A South Korean exporter of certain corrosion-resistant steel products filed another complaint March 19 in the Court of International Trade saying that a 2014 to 2018 debt-to-equity restructuring led by the Korean government assisted its previous owners, not its current ones (KG Dongbu Steel Co., Ltd. v. U.S., CIT # 24-00056).
Court of International Trade activity
Russian exporters PhosAgro, Apatit and Industrial Group Phosphorite will appeal a January Court of International Trade decision sustaining the Commerce Department's use of exporter PhosAgro's profit before tax number instead of its gross profit mark when calculating the company's phosphate mining rights benefit (see 2401190037). The exporter will take the case contesting the countervailing duty investigation on phosphate fertilizers from Russia to the U.S. Court of Appeals for the Federal Circuit. In its decision, the trade court rejected PhosAgro's clam that its gross profit number "more accurately reflects the commercial reality" of its pricing process (The Mosaic Co. v. United States, CIT Consol. # 21-00117).
The Court of International Trade in a decision made public March 19 sent back the Commerce Department's decision to grant respondent Gujarat Fluorochemicals a constructed export price offset in the antidumping duty investigation on granular polytetrafluorethylene resin from India, despite finding that the company failed to establish the amount and nature of the offset.
In a March 18 brief supporting a Jan. 24 motion to dismiss (see 2401230040), the U.S. again argued in a case involving the antidumping and countervailing duty pause on Southeast Asian solar panels that the Court of International Trade lacks jurisdiction under 28 U.S.C. § 1581(i) because it “is, or could have been” available under 28 U.S.C. § 1581(c) (Auxin Solar v. U.S., CIT # 23-00274).
The Court of International Trade on March 18 said that the U.S. waited too long to send surety firm Aegis Security Insurance Co. a bill for an unpaid customs bond on Chinese garlic imports that entered in 2004. Judge Stephen Vaden said that the government's eight-year delay in demanding the payment from Aegis "was unreasonable and a breach of contract." The court said the delay broke the "reasonable time requirement" -- an "implied contractual term."

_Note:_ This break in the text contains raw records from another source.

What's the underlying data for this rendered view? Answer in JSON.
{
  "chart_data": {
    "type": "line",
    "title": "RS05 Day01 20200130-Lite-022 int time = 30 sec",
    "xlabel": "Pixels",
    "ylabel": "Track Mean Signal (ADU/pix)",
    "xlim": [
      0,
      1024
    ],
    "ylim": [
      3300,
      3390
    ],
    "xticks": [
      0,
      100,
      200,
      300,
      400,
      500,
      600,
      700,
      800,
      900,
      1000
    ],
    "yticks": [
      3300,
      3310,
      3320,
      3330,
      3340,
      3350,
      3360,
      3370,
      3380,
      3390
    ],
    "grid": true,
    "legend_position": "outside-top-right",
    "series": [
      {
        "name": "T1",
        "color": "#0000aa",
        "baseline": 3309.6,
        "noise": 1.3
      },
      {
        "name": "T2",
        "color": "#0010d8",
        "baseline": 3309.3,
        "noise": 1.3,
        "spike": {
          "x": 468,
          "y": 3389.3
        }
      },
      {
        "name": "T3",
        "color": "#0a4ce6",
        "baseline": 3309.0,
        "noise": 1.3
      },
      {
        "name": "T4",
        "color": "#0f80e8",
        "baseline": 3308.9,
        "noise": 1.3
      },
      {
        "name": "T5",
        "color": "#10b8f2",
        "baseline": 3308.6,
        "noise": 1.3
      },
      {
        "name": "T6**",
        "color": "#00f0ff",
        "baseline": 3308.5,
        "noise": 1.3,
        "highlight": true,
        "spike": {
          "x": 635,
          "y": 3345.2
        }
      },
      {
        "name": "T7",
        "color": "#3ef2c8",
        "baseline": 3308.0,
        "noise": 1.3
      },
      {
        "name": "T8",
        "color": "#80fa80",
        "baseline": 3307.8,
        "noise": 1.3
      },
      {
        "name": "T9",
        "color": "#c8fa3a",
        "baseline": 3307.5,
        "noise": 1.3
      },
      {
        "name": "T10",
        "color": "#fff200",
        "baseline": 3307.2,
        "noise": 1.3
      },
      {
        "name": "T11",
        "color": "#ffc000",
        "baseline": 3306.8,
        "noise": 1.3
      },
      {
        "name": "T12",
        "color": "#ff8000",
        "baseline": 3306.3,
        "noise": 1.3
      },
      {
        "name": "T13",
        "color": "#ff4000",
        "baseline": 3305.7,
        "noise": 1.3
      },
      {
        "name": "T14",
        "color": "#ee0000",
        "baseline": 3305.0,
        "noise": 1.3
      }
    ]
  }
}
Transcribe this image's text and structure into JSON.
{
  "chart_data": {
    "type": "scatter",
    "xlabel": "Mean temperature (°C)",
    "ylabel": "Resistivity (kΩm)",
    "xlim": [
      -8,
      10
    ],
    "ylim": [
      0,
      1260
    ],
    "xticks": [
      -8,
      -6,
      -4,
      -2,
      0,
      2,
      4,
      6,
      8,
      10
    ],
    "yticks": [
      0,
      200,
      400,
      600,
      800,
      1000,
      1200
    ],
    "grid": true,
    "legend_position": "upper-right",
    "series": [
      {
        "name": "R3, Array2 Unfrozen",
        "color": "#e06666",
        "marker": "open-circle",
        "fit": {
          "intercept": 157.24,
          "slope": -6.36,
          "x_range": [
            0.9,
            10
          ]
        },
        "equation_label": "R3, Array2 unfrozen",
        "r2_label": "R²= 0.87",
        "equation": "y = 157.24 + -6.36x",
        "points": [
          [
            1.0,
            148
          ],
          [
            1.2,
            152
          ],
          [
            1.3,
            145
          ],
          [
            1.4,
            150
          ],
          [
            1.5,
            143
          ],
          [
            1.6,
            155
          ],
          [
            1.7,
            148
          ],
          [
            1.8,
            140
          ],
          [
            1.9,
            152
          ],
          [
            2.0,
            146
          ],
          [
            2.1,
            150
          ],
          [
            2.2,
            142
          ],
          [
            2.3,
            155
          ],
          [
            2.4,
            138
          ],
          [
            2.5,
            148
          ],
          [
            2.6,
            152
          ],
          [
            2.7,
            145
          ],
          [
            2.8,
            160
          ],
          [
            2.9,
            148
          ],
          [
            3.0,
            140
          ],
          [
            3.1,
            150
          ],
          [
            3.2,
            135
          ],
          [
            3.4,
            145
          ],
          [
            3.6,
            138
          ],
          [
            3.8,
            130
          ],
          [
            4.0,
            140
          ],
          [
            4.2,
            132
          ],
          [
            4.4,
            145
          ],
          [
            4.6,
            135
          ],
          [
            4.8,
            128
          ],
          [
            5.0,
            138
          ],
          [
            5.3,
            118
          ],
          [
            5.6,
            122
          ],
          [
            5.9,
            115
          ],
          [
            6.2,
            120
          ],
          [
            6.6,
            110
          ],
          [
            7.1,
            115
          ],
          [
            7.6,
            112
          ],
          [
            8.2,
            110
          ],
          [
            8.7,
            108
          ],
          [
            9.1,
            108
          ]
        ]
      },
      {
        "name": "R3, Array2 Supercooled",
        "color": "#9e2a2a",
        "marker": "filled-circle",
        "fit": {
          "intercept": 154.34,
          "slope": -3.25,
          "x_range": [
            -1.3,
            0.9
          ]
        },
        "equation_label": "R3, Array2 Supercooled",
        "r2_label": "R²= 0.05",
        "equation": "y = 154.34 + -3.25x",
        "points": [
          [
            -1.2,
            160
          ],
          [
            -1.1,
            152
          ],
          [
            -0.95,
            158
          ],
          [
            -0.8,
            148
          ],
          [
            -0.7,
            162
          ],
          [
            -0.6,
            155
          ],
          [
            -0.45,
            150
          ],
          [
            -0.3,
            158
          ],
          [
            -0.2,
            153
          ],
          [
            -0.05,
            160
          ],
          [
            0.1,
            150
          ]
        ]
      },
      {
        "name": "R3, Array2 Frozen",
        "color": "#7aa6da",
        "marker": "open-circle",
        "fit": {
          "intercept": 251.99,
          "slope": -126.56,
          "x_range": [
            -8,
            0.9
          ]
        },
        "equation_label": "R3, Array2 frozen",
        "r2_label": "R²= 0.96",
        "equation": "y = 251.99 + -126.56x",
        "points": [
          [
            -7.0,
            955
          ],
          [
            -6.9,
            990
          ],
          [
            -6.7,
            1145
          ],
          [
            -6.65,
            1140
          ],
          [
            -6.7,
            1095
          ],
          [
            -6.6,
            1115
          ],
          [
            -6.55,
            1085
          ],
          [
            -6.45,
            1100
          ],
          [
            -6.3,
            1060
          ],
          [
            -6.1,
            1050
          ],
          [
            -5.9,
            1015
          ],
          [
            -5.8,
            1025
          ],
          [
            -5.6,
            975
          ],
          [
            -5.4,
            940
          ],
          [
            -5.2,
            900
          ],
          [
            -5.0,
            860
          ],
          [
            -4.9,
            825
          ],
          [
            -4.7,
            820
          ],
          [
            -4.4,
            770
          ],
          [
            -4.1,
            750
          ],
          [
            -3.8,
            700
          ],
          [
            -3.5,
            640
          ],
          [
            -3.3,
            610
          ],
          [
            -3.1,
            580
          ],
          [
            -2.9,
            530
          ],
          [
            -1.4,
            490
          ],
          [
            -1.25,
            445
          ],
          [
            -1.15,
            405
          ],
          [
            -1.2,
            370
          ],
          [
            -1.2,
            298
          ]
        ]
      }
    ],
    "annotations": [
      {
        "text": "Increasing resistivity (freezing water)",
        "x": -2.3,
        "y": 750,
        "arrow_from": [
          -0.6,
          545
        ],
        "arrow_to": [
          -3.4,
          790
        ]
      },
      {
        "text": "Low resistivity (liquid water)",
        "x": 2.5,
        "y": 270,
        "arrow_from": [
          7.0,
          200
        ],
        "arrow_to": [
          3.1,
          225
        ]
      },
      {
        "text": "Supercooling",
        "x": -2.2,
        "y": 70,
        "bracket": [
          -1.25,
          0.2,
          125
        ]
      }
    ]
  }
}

Christopher Curran, litigation partner at White & Case, has joined a scope case at the U.S. Court of Appeals for the Federal Circuit on behalf of Japanese exporter Sigma Corp., according to a March 18 order from the appellate court. The suit was originally brought by manufacturer Vandewater International on whether its steel branch outlets fall within the scope of the antidumping duty order on butt-weld pipe fittings from China (see 2306020065). Curran joins trade lawyers Lucius Lau, Ron Kendler and Walter Spak in representing Sigma (Vandewater International v. U.S., Fed. Cir. # 23-1093).
An exporter argued March 6 to the Court of International Trade that the Commerce Department failed to justify allocating one of the exporter’s expenses across the entire period of review instead of on a more specific monthly basis. The department is required to use an allocation method that is as specific as possible, it said (Sahamitr Pressure Container PLC v. U.S., CIT # 22-0107).
The U.S. told the Court of International Trade in a March 15 reply brief that importer Katana Racing has failed to submit any evidence that would be admissible at trial to rebut the govenrment's claims in a customs penalty suit. The U.S. said Katana only pointed to "hearsay" in addressing the government's arguments that the company was the importer of record for the 386 entries at issue and that the importer negligently entered the goods via "material and false statement" (United States v. Katana Racing, CIT # 19-00125).
The Court of International Trade on March 18 said the U.S. government's eight-year delay in demanding surety company Aegis Security Insurance Co. pay a customs bond for Chinese garlic entries was "unreasonable and a breach of contract." Judge Stephen Vaden said that while the six-year statute of limitations runs from the date CBP issues a bill and not the liquidation date, the eight-year delay in issuing the bill violated the "reasonable time requirement," which is an implied contractual term. Vaden also held that Aegis' "impairment of suretyship" defense failed since the surety could have made a claim with its insurer.
Petitioners contested in comments March 13 a third remand redetermination in which the Commerce Department reluctantly ruled that a German government subsidy was not specific to a German exporter of forged steel fluid end block. Commerce failed to conduct a de facto specificity analysis, they argued (BGH Edelstahl Siegen GmbH v. U.S., CIT # 21-00080).